20、兄妹の境界線2
ショッピングモールを出て繁華街をうろついていると、町全体が浮き足立っているようだった。クリスマスソングが流れ、サンタやクリスマスツリーの飾りつけが至るところで目に入ってくる。
そして、サンタと同様に、至るところでセールの文字も飛び込んできた。
「どこもセールだな」
思わず口にして横を見たら、隣にいたはずの成海がいない。
(どこいった!?)
慌ててキョロキョロしていると、
「可愛いお店~っ」
と言いながら、成海が雑貨店へ入っていくところだった。
実は、映画館を出てから、幾度となくこれが続いていた。
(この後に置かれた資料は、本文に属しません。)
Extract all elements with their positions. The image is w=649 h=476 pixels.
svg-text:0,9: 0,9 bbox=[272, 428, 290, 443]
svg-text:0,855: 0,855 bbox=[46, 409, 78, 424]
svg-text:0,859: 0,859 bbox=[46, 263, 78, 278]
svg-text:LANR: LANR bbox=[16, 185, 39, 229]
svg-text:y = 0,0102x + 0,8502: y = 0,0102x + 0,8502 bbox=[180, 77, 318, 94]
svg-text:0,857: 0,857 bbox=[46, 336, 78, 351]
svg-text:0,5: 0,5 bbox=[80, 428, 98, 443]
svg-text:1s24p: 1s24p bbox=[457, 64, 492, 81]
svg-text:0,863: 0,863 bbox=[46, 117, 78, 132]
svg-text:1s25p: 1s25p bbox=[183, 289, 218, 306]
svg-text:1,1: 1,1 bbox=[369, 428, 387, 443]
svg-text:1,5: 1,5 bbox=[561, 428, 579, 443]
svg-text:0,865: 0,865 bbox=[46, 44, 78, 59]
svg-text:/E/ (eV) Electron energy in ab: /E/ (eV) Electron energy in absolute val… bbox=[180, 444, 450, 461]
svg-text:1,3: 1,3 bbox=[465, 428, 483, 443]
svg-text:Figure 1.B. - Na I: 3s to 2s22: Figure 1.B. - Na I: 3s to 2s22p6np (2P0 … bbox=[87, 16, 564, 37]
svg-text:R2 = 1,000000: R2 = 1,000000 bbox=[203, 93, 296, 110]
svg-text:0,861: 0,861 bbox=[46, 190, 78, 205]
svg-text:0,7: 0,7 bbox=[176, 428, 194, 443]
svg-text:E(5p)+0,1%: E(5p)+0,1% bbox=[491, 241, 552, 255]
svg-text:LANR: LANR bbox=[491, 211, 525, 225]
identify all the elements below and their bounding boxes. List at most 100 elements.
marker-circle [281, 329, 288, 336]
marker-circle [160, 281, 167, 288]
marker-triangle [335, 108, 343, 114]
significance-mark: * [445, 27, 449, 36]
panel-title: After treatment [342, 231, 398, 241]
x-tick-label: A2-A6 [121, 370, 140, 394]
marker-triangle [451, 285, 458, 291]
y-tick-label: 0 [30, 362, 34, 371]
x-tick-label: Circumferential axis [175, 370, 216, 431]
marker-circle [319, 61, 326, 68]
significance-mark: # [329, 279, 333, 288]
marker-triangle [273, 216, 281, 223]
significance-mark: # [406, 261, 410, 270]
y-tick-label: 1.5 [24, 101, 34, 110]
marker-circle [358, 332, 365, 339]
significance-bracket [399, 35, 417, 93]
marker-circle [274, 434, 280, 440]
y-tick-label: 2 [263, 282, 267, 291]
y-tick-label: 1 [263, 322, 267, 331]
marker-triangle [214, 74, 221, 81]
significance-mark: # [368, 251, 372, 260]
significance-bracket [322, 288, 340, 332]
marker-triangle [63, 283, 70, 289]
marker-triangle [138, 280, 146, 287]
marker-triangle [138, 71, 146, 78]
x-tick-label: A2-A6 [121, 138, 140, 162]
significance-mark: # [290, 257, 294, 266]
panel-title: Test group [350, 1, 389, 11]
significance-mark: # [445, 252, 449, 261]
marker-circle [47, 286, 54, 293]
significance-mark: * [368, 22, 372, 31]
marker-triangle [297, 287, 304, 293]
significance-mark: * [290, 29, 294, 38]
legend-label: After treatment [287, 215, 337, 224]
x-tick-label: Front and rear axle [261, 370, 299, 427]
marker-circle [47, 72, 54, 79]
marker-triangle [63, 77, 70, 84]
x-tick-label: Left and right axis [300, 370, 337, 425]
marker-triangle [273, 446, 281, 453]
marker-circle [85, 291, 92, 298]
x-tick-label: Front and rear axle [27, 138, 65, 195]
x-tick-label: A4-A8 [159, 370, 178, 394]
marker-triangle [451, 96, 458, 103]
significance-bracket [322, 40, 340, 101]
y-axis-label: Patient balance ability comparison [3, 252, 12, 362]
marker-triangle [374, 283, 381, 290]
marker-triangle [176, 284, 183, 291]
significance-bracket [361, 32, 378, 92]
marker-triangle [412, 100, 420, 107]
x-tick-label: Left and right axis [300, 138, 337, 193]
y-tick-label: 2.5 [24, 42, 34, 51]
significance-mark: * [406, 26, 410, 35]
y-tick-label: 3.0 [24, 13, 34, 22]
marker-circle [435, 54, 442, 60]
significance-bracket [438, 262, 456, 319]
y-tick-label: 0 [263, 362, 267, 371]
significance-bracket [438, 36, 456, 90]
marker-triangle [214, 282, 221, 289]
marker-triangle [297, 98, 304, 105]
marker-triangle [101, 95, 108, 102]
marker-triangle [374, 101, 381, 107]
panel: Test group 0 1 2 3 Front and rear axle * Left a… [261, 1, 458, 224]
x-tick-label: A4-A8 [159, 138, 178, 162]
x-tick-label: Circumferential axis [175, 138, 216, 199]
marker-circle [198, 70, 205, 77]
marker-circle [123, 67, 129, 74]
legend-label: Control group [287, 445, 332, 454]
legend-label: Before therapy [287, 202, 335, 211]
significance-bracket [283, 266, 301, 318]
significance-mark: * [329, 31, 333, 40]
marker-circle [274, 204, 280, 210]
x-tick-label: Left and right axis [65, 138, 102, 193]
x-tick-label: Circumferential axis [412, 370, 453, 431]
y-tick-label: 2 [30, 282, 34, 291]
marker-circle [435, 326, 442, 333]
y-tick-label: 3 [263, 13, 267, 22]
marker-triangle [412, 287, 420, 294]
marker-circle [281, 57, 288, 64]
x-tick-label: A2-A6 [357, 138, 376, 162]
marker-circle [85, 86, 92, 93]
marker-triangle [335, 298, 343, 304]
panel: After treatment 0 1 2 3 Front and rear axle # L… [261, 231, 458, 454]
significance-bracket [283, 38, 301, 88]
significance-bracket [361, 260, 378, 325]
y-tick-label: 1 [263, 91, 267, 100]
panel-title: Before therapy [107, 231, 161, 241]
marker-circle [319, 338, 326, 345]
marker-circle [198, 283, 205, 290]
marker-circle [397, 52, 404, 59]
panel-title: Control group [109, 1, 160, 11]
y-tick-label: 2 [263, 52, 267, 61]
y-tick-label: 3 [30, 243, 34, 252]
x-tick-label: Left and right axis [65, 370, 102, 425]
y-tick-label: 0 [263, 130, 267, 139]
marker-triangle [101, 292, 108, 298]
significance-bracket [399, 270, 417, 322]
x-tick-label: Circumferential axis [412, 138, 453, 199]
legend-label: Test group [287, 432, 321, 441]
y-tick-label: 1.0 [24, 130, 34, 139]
他の方向を見ていた俺は、慌てて成海を追いかける羽目になる。
愛実とデートをしていた時は、愛実が俺の腕に勝手にくっついていたので楽だったが、成海の場合はとにかく目が離せない。
俺はとうとう我慢ならず、成海の服を掴んで止まらせた。
「待てぃ!」
「うわっ、なに?」
振り返った成海は、不思議そうに見上げてきた。そういえば、さっきもこんなことがあった。めちゃくちゃ不便だ。
「成海、俺の服を掴んで歩いてほしい」
「なんで?」
「急にいなくなったら困るから。入りたい店があったら、俺の服を引っ張って教えるように」
すると成海は、
「それじゃあ、お兄ちゃん犬みたい」
と言うと、にひっと笑って、俺の手を握ってきた。
ビックリした。なんて小さくて柔らかくて、しかもあったかいんだろう。冬とは思えない温かさだ。
成海は俺を見上げて満面の笑みを浮かべた。
「手を繋げばいいと思うよ?」
「…………」
「仲がいい兄妹ならこれくらいすると思うよ?」
めちゃくちゃだな、と言おうとしたが、
(確かに手を繋ぐのは普通か)
と、思えてきた。なにより、成海の手のあったかさに驚いた。
「……成海の手はあったかいな」
「成海は平熱もちょっと高めの六度五分なんだよねー。お兄ちゃんの手は冷たいなぁ。成海の手であっためてあげよう!」
成海に手を引かれ、俺たちは手を繋いだまま雑貨店に入った。
店内には疎らに客が入っていた。所狭しと飾られた雑貨を、二人でのんびりと見てまわる。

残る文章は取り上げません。